Conversely, postoperative epidural hematoma of the spine can cause early postoperative
neurological deterioration. The exact frequency is unknown, as most symptoms are limited
to transient buttock pain or the lower extremities. However, an MRI study on microscopic
lumbar discectomy reported that 14.6% of patients had an epidural hematoma regardless
of the presence or absence of symptoms.[16] Hematomas can occur for a variety of reasons; however, in cases of paralysis, a
high percentage of patients are left with permanent disability if not treated promptly.
Takami et al measured the hematoma area ratio on postoperative MRI in endoscopic laminectomy
for lumbar spinal canal stenosis and reported that no difference was observed in the
hematomas even with the use of prophylactic GTMS.[17] In this study, removal of postoperative epidural hematoma was performed in both
Groups G and C; however, no statistically significant difference was noted between
the groups. As most postoperative hematomas are asymptomatic or present only with
transient mild buttock or leg pain, further studies are required to determine whether
the GTMS is effective in preventing hematomas that require removal.
GTMS has been reported to have economic effects in spinal surgery. Ramirez et al used
Premier's US Perspective Hospital Database to compare cases in which GTMS alone was
used versus GTMS plus a nonflowing hemostatic agent in spine surgery.[18]

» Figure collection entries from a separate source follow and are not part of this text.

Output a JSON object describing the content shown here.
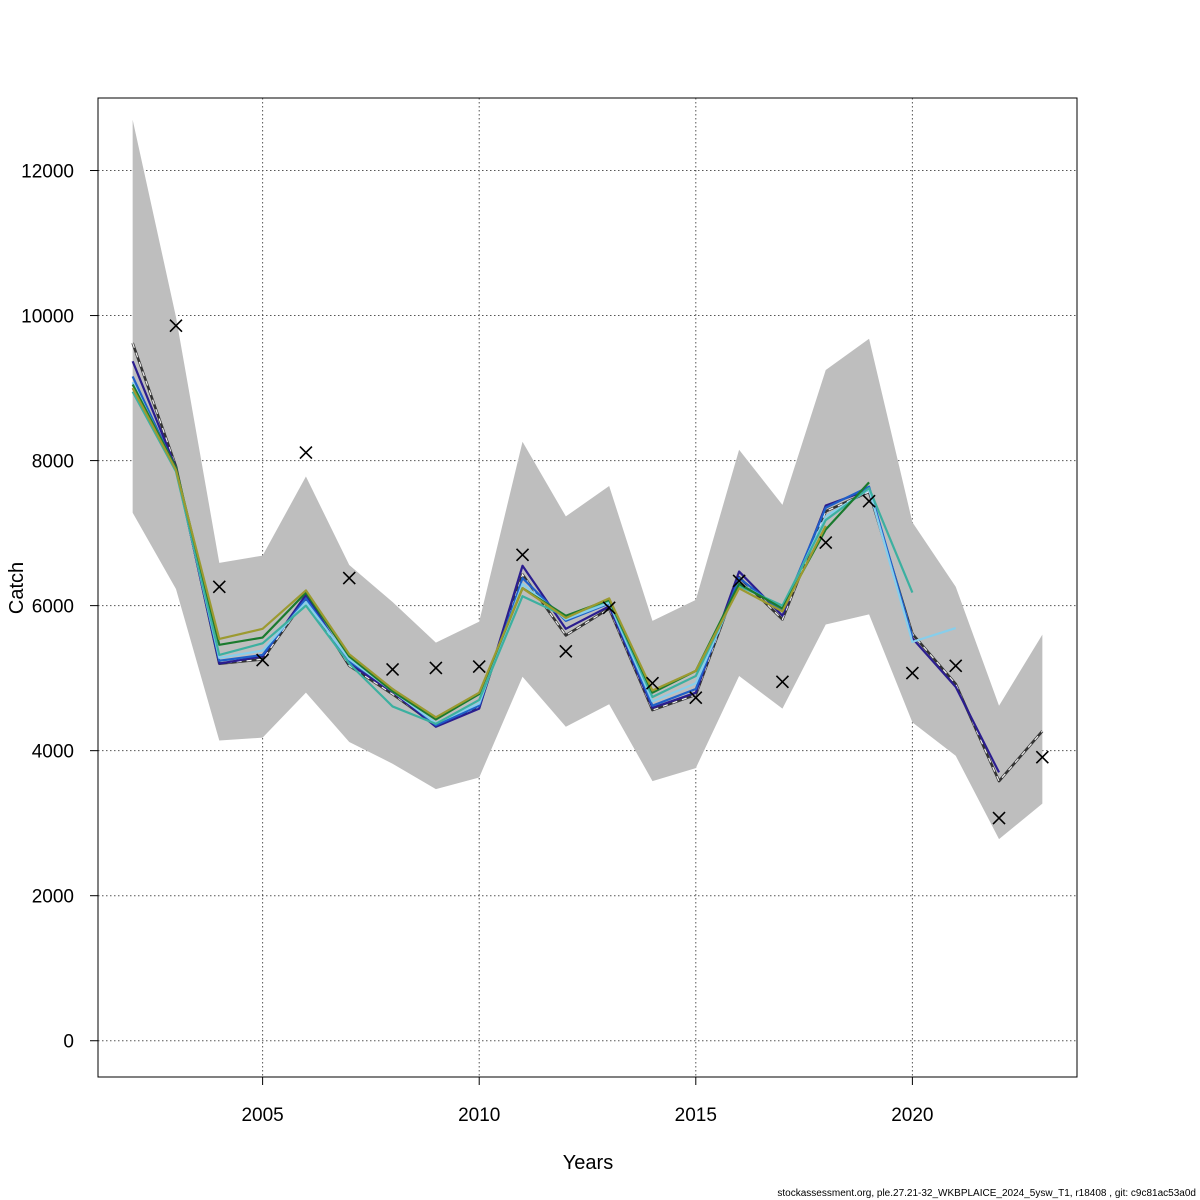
{
  "chart_data": {
    "type": "line",
    "xlabel": "Years",
    "ylabel": "Catch",
    "xlim": [
      2001.2,
      2023.8
    ],
    "ylim": [
      -500,
      13000
    ],
    "xticks": [
      2005,
      2010,
      2015,
      2020
    ],
    "yticks": [
      0,
      2000,
      4000,
      6000,
      8000,
      10000,
      12000
    ],
    "grid": true,
    "footer": "stockassessment.org, ple.27.21-32_WKBPLAICE_2024_5ysw_T1, r18408 , git: c9c81ac53a0d",
    "band_color": "#bebebe",
    "confidence_band": {
      "x": [
        2002,
        2003,
        2004,
        2005,
        2006,
        2007,
        2008,
        2009,
        2010,
        2011,
        2012,
        2013,
        2014,
        2015,
        2016,
        2017,
        2018,
        2019,
        2020,
        2021,
        2022,
        2023
      ],
      "lower": [
        7280,
        6230,
        4140,
        4180,
        4800,
        4120,
        3820,
        3470,
        3630,
        5020,
        4330,
        4640,
        3580,
        3760,
        5030,
        4580,
        5740,
        5880,
        4390,
        3930,
        2780,
        3270
      ],
      "upper": [
        12700,
        9980,
        6590,
        6690,
        7780,
        6560,
        6050,
        5490,
        5780,
        8260,
        7230,
        7650,
        5790,
        6080,
        8150,
        7390,
        9250,
        9680,
        7150,
        6260,
        4620,
        5600
      ]
    },
    "observed_catch": {
      "marker": "x",
      "x": [
        2003,
        2004,
        2005,
        2006,
        2007,
        2008,
        2009,
        2010,
        2011,
        2012,
        2013,
        2014,
        2015,
        2016,
        2017,
        2018,
        2019,
        2020,
        2021,
        2022,
        2023
      ],
      "y": [
        9860,
        6260,
        5250,
        8110,
        6380,
        5120,
        5140,
        5160,
        6700,
        5370,
        5970,
        4930,
        4730,
        6340,
        4950,
        6870,
        7440,
        5070,
        5170,
        3070,
        3910
      ]
    },
    "series": [
      {
        "color": "#333333",
        "dashed": true,
        "x": [
          2002,
          2003,
          2004,
          2005,
          2006,
          2007,
          2008,
          2009,
          2010,
          2011,
          2012,
          2013,
          2014,
          2015,
          2016,
          2017,
          2018,
          2019,
          2020,
          2021,
          2022,
          2023
        ],
        "y": [
          9620,
          7920,
          5200,
          5260,
          6100,
          5170,
          4780,
          4350,
          4600,
          6430,
          5590,
          5960,
          4560,
          4770,
          6390,
          5810,
          7300,
          7570,
          5610,
          4920,
          3580,
          4270
        ]
      },
      {
        "color": "#2b1d8f",
        "dashed": false,
        "x": [
          2002,
          2003,
          2004,
          2005,
          2006,
          2007,
          2008,
          2009,
          2010,
          2011,
          2012,
          2013,
          2014,
          2015,
          2016,
          2017,
          2018,
          2019,
          2020,
          2021,
          2022
        ],
        "y": [
          9370,
          7900,
          5200,
          5300,
          6150,
          5200,
          4810,
          4330,
          4580,
          6550,
          5680,
          5990,
          4590,
          4800,
          6470,
          5860,
          7380,
          7600,
          5550,
          4880,
          3700
        ]
      },
      {
        "color": "#1f5fc8",
        "dashed": false,
        "x": [
          2002,
          2003,
          2004,
          2005,
          2006,
          2007,
          2008,
          2009,
          2010,
          2011,
          2012,
          2013,
          2014,
          2015,
          2016,
          2017,
          2018,
          2019,
          2020
        ],
        "y": [
          9160,
          7880,
          5240,
          5320,
          6100,
          5230,
          4850,
          4350,
          4620,
          6380,
          5790,
          6030,
          4620,
          4850,
          6380,
          5920,
          7350,
          7640,
          5570
        ]
      },
      {
        "color": "#87ceeb",
        "dashed": false,
        "x": [
          2002,
          2003,
          2004,
          2005,
          2006,
          2007,
          2008,
          2009,
          2010,
          2011,
          2012,
          2013,
          2014,
          2015,
          2016,
          2017,
          2018,
          2019,
          2020,
          2021
        ],
        "y": [
          9080,
          7870,
          5280,
          5380,
          6050,
          5260,
          4820,
          4380,
          4650,
          6300,
          5810,
          6040,
          4680,
          4930,
          6310,
          5960,
          7230,
          7600,
          5500,
          5690
        ]
      },
      {
        "color": "#3cb0a0",
        "dashed": false,
        "x": [
          2002,
          2003,
          2004,
          2005,
          2006,
          2007,
          2008,
          2009,
          2010,
          2011,
          2012,
          2013,
          2014,
          2015,
          2016,
          2017,
          2018,
          2019,
          2020
        ],
        "y": [
          8950,
          7850,
          5320,
          5480,
          6000,
          5200,
          4610,
          4370,
          4700,
          6130,
          5850,
          6070,
          4740,
          5030,
          6270,
          6000,
          7180,
          7620,
          6180
        ]
      },
      {
        "color": "#1a7a2e",
        "dashed": false,
        "x": [
          2002,
          2003,
          2004,
          2005,
          2006,
          2007,
          2008,
          2009,
          2010,
          2011,
          2012,
          2013,
          2014,
          2015,
          2016,
          2017,
          2018,
          2019
        ],
        "y": [
          9050,
          7900,
          5460,
          5560,
          6180,
          5300,
          4820,
          4430,
          4780,
          6240,
          5860,
          6080,
          4800,
          5100,
          6300,
          5960,
          7050,
          7700
        ]
      },
      {
        "color": "#9c9a30",
        "dashed": false,
        "x": [
          2002,
          2003,
          2004,
          2005,
          2006,
          2007,
          2008,
          2009,
          2010,
          2011,
          2012,
          2013,
          2014,
          2015,
          2016,
          2017,
          2018
        ],
        "y": [
          9000,
          7870,
          5540,
          5680,
          6210,
          5330,
          4850,
          4460,
          4800,
          6240,
          5830,
          6100,
          4830,
          5100,
          6240,
          5920,
          7100
        ]
      }
    ]
  }
}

[19] According to their study, the GTMS alone group was superior in terms of average
hospital stay, surgical time, amount of blood loss, and frequency of dural injury
and bleeding-related complications, and it was reported that hospital resource utilization
and medical costs were reduced. In this study, dural injuries was observed in two
cases in Group G and three cases in Group C, and reoperation due to epidural hematoma
was observed in one case in Group G and two cases in Group C. These results indicate
that the use of GTMS in minimally invasive microscopic discectomy may reduce perioperative
complications and reduce the use of medical resources. Japan and the United States
have different medical systems, and the number of cases in this study was small, so
it is thought that it is necessary to increase the number of cases to verify the medical
economic effects in Japan.
One of the limitations of this study is that it was a retrospective study and not
a prospective randomized trial. Although some homogeneity in patient background is
expected, temporal changes in the study population and variations in surgeon skill
level may potentially influence the results. Furthermore, although there was a significant
difference in the volume of postoperative drainage, there was no significant difference
in the use of GTMS in reducing intraoperative dural damage or postoperative epidural
hematoma removal. Therefore, we were unable to determine the clinical usefulness of
this study. Third, the impact of GTMS on postoperative clinical symptoms is unknown,
and clinical outcome evaluations such as Japanese Orthopaedic Association score were
not performed.
Conclusion
The use of GTMS significantly reduced postoperative drainage volume in minimally invasive
microscopic discectomy. Additionally, there was a trend toward a reduction in intraoperative
dural injuries and postoperative epidural hematoma removal procedures. This has the
potential to be advantageous in terms of health care economics.